Dear Ann Coulter:
You really caused a stir at the Conservative Political Action conference in Washington, D.C. last week. You said what your right-wing audience was probably thinking: That Democratic presidential hopeful John Edwards is a faggot. Their wild applause certainly suggested that they weren’t offended by your comment.
Faggot is still the putdown of choice these days. Listen to teens in the school yard. Faggot isn’t just about being gay. The word is also used to say that someone is weak and ineffectual. I’m not sure whether you meant to say that Edwards sleeps with other men or is simply a man without cojones.
You probably don’t know the origin of the word faggot. Middle Ages. Witch burnings. A faggot was a bundle of sticks. No one seems to know exactly how it came to be associated with gay men. According to the writings of early gay liberationists (which I can safely assume you’ve never read), known homos from the village were tied together at the base of the stake as kindling for the fire. The reason? A good conservative should love this one: The stench from the burning of all that fag flesh would be so repulsive to god that there would be no chance of redemption for the witch’s soul.
I’m a faggot. When I was growing up, that word was used against me many times. I wasn’t the most masculine of guys. I never understood this obsession with gender. Just because I had a few extra inches of flesh between my legs, I was supposed to like playing sports and beating up other boys. And I couldn’t wear something pretty like my sister’s blouse.
It hurt a lot. Imagine being a ten-year-old grappling with all of the problems of that age group and on top of it being ostracized because you didn’t follow the crowd.
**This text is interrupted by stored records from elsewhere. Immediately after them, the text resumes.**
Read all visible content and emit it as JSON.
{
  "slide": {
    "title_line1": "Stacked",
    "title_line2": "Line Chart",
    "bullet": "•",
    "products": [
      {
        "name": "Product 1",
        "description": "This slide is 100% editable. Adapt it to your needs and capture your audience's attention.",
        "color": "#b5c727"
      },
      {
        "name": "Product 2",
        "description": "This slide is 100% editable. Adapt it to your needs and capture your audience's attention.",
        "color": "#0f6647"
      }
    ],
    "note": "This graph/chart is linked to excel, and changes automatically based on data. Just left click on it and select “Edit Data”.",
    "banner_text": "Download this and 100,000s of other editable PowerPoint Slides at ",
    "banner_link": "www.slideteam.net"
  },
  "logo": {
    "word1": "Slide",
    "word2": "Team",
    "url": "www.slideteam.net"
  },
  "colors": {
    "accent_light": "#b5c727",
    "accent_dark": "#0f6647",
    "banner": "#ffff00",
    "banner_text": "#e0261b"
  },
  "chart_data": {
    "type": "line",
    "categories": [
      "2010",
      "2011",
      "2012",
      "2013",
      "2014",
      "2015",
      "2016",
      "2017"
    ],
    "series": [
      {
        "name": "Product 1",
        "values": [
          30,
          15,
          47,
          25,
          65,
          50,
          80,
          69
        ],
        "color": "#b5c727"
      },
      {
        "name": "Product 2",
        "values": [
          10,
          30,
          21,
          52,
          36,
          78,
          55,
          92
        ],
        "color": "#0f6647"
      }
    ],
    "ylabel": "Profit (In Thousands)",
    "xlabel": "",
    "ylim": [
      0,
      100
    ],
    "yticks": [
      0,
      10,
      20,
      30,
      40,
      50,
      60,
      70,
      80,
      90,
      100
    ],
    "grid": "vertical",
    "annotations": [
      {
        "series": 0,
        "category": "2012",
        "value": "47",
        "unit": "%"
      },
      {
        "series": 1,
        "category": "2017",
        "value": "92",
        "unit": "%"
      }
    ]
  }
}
I’ve gotten over it. I like the word faggot now. It makes me sound threatening. A sexual outlaw.
Why am I telling you this? Because you seem obsessed with queers. Last year, you commented that Bill Clinton exhibited “latent homosexual tendencies” because of his sexual exploits with White House intern Monica Lewinsky. Your rationale? He was behaving as if he were in a gay bathhouse. As if there’s something wrong with bathhouses. At least he’s not preaching against gay marriage and sneaking off to see a call boy, like that good old conservative preacher Ted Haggard. But you don’t think queer activists should out closeted gay folks who work against queer rights. Oh, wait, they’re all right-wingers.
Then there was your support of the decision by the national Boy Scouts organization to exclude queers. After all, the agency was just protecting itself from child molesting homos, you wrote. Have you ever heard the word “stereotype?” You joined the Vatican in blaming gay priests for the problem the church is having with all those lawsuits by people claiming to have been molested in their youth by their neighborhood clergyman. You even called former Vice President Al Gore a “total fag.”
When it comes right down to it, the right you represent is the right to hate.
Tommi Avicolli Mecca is a radical, southern Italian, working-class queer performer, writer and activist whose work can be seen at www.avicollimecca.com.